Don't Bury Me Forever

A Memoir

by Prema Rachel


Formats

Softcover
$33.95
Softcover
$33.95

Book Details

Language :
Publication Date : 1/27/2009

Format : Softcover
Dimensions : 5x8
Page Count : 580
ISBN : 9781440112270

About the Book

This is a story about becoming one's self. It is about not taking the easy road, the road that is expected of us, the road our parents and our peers try to steer us down. Rather it is about searching for authenticity, that being we were born, the net sum of all our ancestors before us. It is a story of suffering, not the suffering of poverty, or war, or cruel parents. It is the suffering of not being allowed to be authentic. This is a story about learning to be what one is not, in order to survive, and then re-learning to be authentic.

Spanning over sixty years and two continents, we follow the story of a little boy, whose birth took over seventy two hours and was in the midst of a war. After spending four years in a children's nursing he is reclaimed by his mother, only to be sent to a boarding school. It is at the boarding school that he develops a severe stutter and to all intents and purposes becomes a mute for ten years. His school holidays are divided between his paternal grandparents and his mother and stepfather who manages large farming estates for wealthy lords. The little boy has a strong affinity for wild creatures that he finds in abundance on the farms.

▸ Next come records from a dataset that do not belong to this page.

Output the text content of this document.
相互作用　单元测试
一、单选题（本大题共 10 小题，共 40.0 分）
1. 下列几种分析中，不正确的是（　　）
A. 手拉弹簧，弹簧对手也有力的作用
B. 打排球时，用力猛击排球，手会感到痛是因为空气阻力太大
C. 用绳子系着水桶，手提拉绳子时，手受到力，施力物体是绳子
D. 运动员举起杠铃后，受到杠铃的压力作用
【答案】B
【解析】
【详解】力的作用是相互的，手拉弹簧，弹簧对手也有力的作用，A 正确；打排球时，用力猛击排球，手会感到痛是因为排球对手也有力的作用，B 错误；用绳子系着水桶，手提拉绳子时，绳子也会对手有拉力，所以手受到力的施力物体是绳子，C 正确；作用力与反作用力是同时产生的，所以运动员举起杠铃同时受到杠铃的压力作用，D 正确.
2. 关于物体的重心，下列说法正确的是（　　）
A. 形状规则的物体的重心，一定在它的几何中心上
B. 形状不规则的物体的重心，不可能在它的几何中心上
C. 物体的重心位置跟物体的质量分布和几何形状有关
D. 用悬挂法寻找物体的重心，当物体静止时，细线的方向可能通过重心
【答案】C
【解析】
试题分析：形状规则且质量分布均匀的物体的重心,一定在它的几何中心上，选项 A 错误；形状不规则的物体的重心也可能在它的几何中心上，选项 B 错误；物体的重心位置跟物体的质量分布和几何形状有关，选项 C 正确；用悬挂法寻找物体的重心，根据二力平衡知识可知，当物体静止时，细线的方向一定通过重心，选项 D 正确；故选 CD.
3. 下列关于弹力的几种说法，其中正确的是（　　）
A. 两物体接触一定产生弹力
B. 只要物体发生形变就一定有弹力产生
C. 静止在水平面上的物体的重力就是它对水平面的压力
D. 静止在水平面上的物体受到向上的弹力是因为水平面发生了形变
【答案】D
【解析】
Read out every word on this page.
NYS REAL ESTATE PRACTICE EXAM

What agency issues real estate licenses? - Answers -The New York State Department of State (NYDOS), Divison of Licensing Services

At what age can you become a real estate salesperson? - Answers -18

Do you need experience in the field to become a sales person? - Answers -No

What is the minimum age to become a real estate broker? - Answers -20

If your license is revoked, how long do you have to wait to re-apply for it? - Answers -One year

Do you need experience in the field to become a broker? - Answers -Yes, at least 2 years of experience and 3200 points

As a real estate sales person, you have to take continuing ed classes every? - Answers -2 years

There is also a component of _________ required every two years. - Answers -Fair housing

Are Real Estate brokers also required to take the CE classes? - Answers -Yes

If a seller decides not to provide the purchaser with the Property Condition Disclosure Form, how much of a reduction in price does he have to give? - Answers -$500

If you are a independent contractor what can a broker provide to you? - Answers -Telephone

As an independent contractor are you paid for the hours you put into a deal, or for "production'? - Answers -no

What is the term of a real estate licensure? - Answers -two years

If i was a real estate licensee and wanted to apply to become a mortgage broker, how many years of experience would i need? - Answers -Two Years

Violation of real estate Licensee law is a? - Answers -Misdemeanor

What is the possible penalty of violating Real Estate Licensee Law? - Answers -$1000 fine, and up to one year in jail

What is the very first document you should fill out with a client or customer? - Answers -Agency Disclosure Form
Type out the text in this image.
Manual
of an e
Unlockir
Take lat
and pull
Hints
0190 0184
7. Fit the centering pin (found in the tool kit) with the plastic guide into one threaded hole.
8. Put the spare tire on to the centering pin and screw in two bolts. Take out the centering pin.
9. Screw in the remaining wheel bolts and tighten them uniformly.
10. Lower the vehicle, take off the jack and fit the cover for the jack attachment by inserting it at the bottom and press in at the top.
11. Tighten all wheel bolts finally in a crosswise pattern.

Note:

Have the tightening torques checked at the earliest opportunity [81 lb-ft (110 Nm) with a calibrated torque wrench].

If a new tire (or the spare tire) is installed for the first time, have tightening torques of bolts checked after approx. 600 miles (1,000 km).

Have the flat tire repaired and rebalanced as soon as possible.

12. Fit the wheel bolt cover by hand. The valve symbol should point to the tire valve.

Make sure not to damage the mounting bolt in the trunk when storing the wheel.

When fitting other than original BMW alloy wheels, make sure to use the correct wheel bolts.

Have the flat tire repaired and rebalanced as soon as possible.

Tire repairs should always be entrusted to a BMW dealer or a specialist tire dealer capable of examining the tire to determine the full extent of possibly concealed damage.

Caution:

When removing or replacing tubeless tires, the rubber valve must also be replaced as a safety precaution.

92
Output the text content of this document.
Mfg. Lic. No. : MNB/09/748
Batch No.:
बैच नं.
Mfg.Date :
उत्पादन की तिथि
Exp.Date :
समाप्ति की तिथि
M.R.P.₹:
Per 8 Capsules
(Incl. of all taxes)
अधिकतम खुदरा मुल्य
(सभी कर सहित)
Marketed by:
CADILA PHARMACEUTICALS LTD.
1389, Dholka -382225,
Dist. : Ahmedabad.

The little boy grows up in constant conflict that leads to attempted suicide, bad choices, prisons, misery, hurt and pain not just for himself but for those around him, too.

The story runs parallel to the life of a woman and starts some fifty years after the birth of the little boy. This woman has experienced an awakening, thanks in large part to her pursuit of love. Her story starts with her lesbian friend Elsa. When Elsa decides to leave her after they had been together for three years, she heartbrokenly moves in with a couple, Richard and Lani. Her story becomes about overcoming jealousy, finding herself and finding a deeper meaning to love. She becomes a dominatrix for women. Some years later at the age of sixty two, she decides to travel alone through the America's with only a backpack and a wide openness to life and the world. Claiming to be ten years younger, her outrageous adventures take her to The Dominican Republic, The Caribbean, Jamaica, Costa Rica, a ranch in Colorado and an expensive home in New Jersey.


About the Author

This is not a pretty story, it is not a comfortable story, but it is a true story written in her own words, about a woman’s search to overcome prejudices and fear and to find love and her personal truth in a world of extremes. A story of rags and riches, intimacies, drugs, communal living, facing death, detention, prison, exotic travel, pollyamory, gender crossing, family, empathy, epiphanies, visions and ultimate forgiveness. A story of two conflicting and fear driven personalities and how one desperately attempts to eliminate the other, yet ultimately fails for lack of authenticity. Spanning two continents and over fifty years, this is a painful but often hilarious accounting of a wild and ultimately joyful ride of becoming true to oneself; of being born and reborn. This is a story that suggests that sinners can indeed become saints. That love truly is the path to happiness. That as we choose to regard life, so becomes our world, our reality. This is a story about finding the beginning. The author lives in Santa Cruz in a shared house overlooking Monterey Bay. She has been a speaker for Triangle Speakers, a program that serves the Santa Cruz community in helping to eliminate fear and prejudices against Gay, Lesbian, Bisexual, and Transgendered (GLBT) individuals, so that a healthy environment exists for everyone in her community. She is deeply committed to her spiritual path of unconditional love. Two of her favorite sayings are, "We love the person, but do not have to love their words or actions." . . . and "Who know's if it's good or bad?"